In short, the proposed dependency-based risk assessment has the following characteristics:

  • In our proposed method, both the topological and functional dependencies are considered to discover attack paths in a cyber physical system. This means that in the dependency-based risk analysis, the neighbor components with direct connections as well as non-adjacent components that can logically influence the target component due to the functional dependency (i.e., hidden dependency) are studied.

  • Unlike previous works which utilize predefined attack vectors and follow a blind investigation to identify target components in a system, here we apply a backtracking approach which facilitates the exploration of attack scenarios and increases efficiency. This approach also enables operators to view the system from the perspective of attackers and facilitates the detection of new attack paths that might exploit vulnerabilities that have been neglected before and even to discover zero-day vulnerabilities in cyber physical systems.

  • Our proposed method is domain-agnostic and can be applied in different CPS domains.

  • In our method, the goal of the risk assessment is clear from the beginning, and the risk to each component can be calculated separately. This enhances the efficiency, as unlike previous works, there is no need to investigate the risk of all components/subsystems.

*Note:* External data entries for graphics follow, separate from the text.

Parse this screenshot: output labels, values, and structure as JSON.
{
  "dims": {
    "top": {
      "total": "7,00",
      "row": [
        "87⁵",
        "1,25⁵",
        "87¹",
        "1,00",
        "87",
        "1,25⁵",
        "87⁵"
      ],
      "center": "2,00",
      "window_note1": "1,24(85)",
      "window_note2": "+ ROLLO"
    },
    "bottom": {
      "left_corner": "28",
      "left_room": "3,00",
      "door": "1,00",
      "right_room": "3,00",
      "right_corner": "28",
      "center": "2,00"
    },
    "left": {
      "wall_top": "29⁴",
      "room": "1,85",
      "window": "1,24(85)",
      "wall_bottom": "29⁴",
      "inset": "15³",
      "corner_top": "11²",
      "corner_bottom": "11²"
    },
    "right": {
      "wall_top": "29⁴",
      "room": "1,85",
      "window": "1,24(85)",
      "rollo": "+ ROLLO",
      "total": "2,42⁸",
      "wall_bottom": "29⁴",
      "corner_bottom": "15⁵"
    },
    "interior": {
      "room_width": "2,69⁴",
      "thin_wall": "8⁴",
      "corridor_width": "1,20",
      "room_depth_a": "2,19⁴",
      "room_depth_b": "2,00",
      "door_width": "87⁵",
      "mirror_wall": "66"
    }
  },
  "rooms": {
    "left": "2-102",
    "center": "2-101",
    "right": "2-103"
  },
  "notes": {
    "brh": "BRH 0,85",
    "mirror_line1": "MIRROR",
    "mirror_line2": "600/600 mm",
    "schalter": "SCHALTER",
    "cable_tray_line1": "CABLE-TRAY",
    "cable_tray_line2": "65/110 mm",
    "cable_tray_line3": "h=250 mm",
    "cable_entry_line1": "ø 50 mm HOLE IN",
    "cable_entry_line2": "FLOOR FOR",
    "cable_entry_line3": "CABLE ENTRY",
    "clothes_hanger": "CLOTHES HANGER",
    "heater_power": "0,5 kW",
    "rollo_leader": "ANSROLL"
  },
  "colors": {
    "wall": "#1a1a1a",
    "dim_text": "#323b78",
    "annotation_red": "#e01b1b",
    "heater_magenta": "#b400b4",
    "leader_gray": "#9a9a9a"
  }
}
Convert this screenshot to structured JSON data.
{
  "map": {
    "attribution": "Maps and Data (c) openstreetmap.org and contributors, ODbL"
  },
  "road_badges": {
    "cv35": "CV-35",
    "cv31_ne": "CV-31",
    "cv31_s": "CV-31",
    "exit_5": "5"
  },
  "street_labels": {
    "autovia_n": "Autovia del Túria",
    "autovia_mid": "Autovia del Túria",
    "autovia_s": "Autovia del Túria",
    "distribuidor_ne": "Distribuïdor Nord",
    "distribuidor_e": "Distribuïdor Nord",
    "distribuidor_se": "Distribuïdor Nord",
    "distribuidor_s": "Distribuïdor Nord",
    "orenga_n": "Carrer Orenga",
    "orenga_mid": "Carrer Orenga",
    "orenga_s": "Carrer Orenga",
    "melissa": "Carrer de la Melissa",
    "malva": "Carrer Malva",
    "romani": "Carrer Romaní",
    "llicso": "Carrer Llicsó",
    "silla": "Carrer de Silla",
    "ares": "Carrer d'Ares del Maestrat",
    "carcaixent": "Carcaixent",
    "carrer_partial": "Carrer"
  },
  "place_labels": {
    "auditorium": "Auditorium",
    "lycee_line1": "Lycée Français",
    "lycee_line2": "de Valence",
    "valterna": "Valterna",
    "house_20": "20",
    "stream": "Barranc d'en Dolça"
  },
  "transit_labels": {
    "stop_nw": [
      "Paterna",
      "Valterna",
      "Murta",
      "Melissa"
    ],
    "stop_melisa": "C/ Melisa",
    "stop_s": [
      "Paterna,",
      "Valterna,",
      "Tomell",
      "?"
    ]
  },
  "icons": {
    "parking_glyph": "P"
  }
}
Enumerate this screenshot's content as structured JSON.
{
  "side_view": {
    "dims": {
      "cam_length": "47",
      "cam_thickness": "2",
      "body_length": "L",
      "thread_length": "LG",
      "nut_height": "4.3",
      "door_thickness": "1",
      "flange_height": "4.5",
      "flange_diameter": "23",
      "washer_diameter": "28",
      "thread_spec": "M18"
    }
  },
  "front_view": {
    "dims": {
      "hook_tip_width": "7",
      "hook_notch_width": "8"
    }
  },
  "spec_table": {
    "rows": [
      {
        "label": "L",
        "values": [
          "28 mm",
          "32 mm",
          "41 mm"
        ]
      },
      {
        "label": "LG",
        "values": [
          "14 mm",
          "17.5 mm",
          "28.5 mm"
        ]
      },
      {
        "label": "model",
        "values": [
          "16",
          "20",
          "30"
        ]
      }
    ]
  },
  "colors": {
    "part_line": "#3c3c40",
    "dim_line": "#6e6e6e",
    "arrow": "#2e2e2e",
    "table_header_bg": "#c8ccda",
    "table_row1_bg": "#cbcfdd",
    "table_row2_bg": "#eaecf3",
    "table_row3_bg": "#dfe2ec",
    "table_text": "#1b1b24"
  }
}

  • In this method, risk assessment begins with the most critical components of the system to improve efficiency. To this end, we aggregate the criticality of the system components from both the system and the organizational perspectives.

  • By determining the target component corresponding to the unwanted event and moving backwards, the proposed method reduces the investigation of unrelated attack scenarios to zero. That enhances the scalability of the proposed method in comparison with previous ones. The main drawback of the previously developed methods is the speed of growing the number of paths when applied to real-world dimension problems [42] since all the reachable components among the initial components are discovered by moving forward. To extract all attack paths toward a desired component, this process should be repeated for all the components in the system.

6 Conclusion

Unlike previous works, whose main focus has been on the cyber part of CPSs, in this paper both the cyber and physical aspects of a CPS are considered to assess cybersecurity risks. The proposed method facilitates the collaboration between IT and OT operators and, consequently, assists the identification of hard-to-identify and complex attack paths against CPSs. This has been made possible by assessing the risk that the attack paths that lead to a targeted component of a CPS will materialize. Here, an attack path represents violations of security controls that lead to an unwanted event. For every critical component in a system, we extract all the related dependency chains and study potential attack scenarios for each path. For all critical components in a dependency chain, the critical component by itself, its neighbor node, the incoming link are investigated to discover all possible flaws. To increase the efficiency in attack path analysis, a backtracking approach is selected. The workings of the proposed method were showcased using, as an example of a CPS, a realistic power system.

As future work, we plan to present an automated tool to scrutinize possible combinations of vulnerabilities and failure modes of connected components to automatically or semi-automatically generate all attack paths toward target components in a CPS. Besides, the result of the proposed risk assessment method, including the risk and perimeter impact of attack paths, can be further utilized in developing risk management methods for CPSs. We are also interested in studying parallel attack path analysis to investigate its impact on the efficiency of the risk assessment method. The application of the proposed method to CPSs from different domains is also of interest for future work.